Contro tale decisione il lavoratore ricorreva in Cassazione lamentando, tra l'altro, violazione e falsa applicazione dell'art. 30 della Legge n. 183 del 2010 in quanto nessuno dei comportamenti contestati al lavoratore risulta contemplato dal CCNL applicabile. La Suprema Corte ha respinto tale doglianza ritenendola infondata sulla base di un orientamento consolidato secondo il quale la nozione di giusta causa è di natura legale e, pertanto, "il giudice non è vincolato alle previsioni di condotte integranti giusta causa contenute nei contratti collettivi". Secondo la Suprema Corte, infatti, "l'elencazione delle ipotesi di giusta causa di licenziamento contenuta nei contratti collettivi, al contrario che per le sanzioni disciplinari con effetto conservativo, ha valenza meramente esemplificativa e non esclude, perciò, la sussistenza della giusta causa per un grave inadempimento o per un grave comportamento del lavoratore contrario alle norme della comune etica o del comune vivere civile alla sola condizione che tale grave inadempimento, o tale grave comportamento, con apprezzamento di fatto del giudice di merito non sindacabile in sede di legittimità se congruamente motivato, abbia fatto venire meno il rapporto fiduciario tra datore di lavoro e lavoratore".

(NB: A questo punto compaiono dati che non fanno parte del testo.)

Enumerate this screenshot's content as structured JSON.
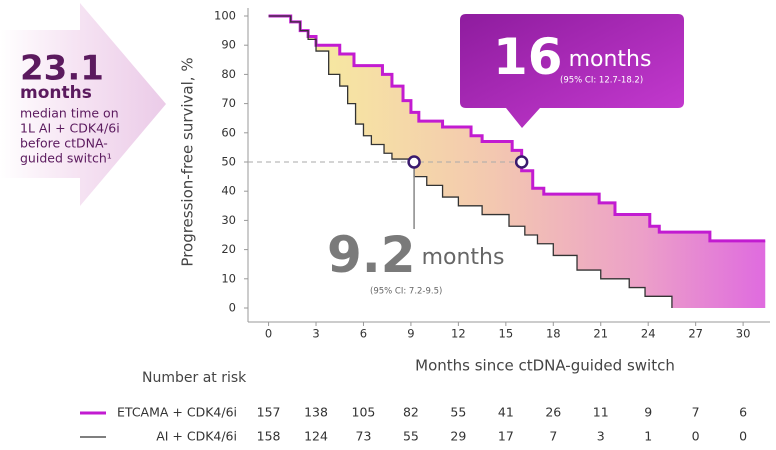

Anche in assenza di tipizzazione del CCNL, pertanto, il licenziamento per giusta causa è legittimo ogni qual volta il comportamento sia di una gravità tale da ledere il vincolo fiduciario tra datore e lavoratore.

In aggiunta la Corte di Cassazione ha affermato che quanto sopra "non esclude che ben possa il giudice far riferimento ai contratti collettivi e alle valutazioni che le parti sociali compiono in ordine alla valutazione della gravità di determinati comportamenti rispondenti, in linea di principio, a canoni di normalità" ma che la disposizione invocata dal ricorrente (art. 30, L. 183/2010) impone al giudice soltanto di "tenere conto" delle tipizzazioni della contrattazione collettiva, con ciò intendendo che le stesse debbano essere considerate, senza rappresentare un vero e proprio vincolo per il giudice. Incidentalmente, pur non essendo il principio applicabile alla fattispecie in esame, la Suprema Corte ha confermato che l'espressa previsione all'interno del CCNL di una sanzione conservativa per un determinato comportamento, vincola il datore, impedendo l'irrogazione della sanzione espulsiva.

Sulla base dei principi di cui sopra la Suprema Corte ha rigettato il ricorso.